É mais fácil dizer ”Vamos começar” do que olhar para alguém e simplesmente dizer “Eu estou desistindo de tudo, de nós, de mim e de você, da nossa história...” Às vezes desistir não é um ato de covardia, mas sim um ato de coragem. Será que é justo ter que desistir de um amor, de um amigo ou de uma vida?
Decepção. Talvez alguém não saiba o que se sente quando se é obrigado a ter que desistir de alguém que você ama e mesmo assim o momento do desistir de desistir é forte, persistente, eu fraquejei, doeu. Você nunca aprende até onde deve ir ou o que deve suportar antes de desistir de verdade. Quantas decepções serão aceitáveis? Quantas vezes relevar, perdoar? Desistir de um amor que passou uma grande parte da sua vida com você é como se de repente uma essa grande parte da sua vida não tivesse sentido. Desistir de um amigo torna sua vida inválida, sem brilho, parece até que você não sabe caminhar com as próprias pernas.

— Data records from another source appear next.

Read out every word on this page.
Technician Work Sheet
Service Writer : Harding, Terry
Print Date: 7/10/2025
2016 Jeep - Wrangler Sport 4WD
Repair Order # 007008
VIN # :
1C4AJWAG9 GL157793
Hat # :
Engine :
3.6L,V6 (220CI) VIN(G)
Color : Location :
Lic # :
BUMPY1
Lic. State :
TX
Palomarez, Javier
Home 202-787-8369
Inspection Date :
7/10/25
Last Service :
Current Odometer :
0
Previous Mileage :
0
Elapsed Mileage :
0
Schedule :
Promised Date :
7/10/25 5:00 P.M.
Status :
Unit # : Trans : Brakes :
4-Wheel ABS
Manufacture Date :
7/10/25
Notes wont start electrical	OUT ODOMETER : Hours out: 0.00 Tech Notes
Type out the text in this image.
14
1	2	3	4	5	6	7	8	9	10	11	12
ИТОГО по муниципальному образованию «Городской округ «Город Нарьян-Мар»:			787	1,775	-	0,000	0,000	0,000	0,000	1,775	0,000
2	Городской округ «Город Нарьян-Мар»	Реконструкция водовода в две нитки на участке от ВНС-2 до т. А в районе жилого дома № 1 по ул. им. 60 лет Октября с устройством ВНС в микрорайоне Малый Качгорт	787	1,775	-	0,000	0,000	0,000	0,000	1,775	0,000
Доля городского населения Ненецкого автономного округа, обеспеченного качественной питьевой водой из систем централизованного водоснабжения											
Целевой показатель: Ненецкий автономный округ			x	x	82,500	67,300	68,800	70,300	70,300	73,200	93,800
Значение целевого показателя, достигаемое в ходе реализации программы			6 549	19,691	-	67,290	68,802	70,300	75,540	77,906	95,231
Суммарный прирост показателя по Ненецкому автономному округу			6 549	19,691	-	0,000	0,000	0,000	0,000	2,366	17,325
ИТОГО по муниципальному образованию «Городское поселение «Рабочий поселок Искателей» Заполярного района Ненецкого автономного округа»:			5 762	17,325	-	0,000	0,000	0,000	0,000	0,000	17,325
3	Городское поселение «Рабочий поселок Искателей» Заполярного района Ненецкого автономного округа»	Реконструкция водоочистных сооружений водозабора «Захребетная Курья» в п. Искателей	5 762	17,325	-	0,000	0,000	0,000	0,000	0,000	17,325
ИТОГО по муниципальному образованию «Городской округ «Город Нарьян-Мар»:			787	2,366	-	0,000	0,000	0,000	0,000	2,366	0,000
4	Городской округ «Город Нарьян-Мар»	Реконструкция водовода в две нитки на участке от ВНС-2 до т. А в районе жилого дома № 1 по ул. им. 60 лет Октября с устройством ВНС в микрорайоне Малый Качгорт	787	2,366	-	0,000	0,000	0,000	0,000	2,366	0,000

Ás vezes nos enganamos, achamos que ainda iremos superar algo e fechamos os olhos para os sentimentos de dor. Caramba! Como dói fingir ser cego, tentar não ver que tal situação está nos consumindo, nos acabando. Mas é tudo culpa do coração. Ele não se importa conosco, por medo de uma tal “solidão” e assim nos submete a situações nas quais os outros parecem ser as únicas pessoas a importar, ele poderia, ao invés de ser covarde, nos incentivar a dizer algo tão fácil:”Eu desisto”.
As pessoas são como fitas de seda, ficam perfeitas se um laço for bem feito, mas se por algum motivo aquele laço não se encaixa bem como antes, vai ser mais difícil desconstruir o laço do que foi constui-lo, a fita vai ficar marcada e vai parecer que nunca vai ficar bonita de novo, mas depois de lavar e secar a fita vai estar exatamente como antes e pronta pra outros laços (só que com uma experiência prévia em laços mal dados!). Eu queria apenas saber qual o momento que uma coisa deixa de nos fazer bem e tomar uma decisão de desistir, de deixar de ser covarde e de não ter medo do novo e desatar os laços que agora tranformaram-se apenas em nó e que nos ancoram à situações desastrosas.
Coragem pra sair, velejar e ter a chance de conhecer novos oceanos!
Afinal o que começa bem, não necessariamente termina bem.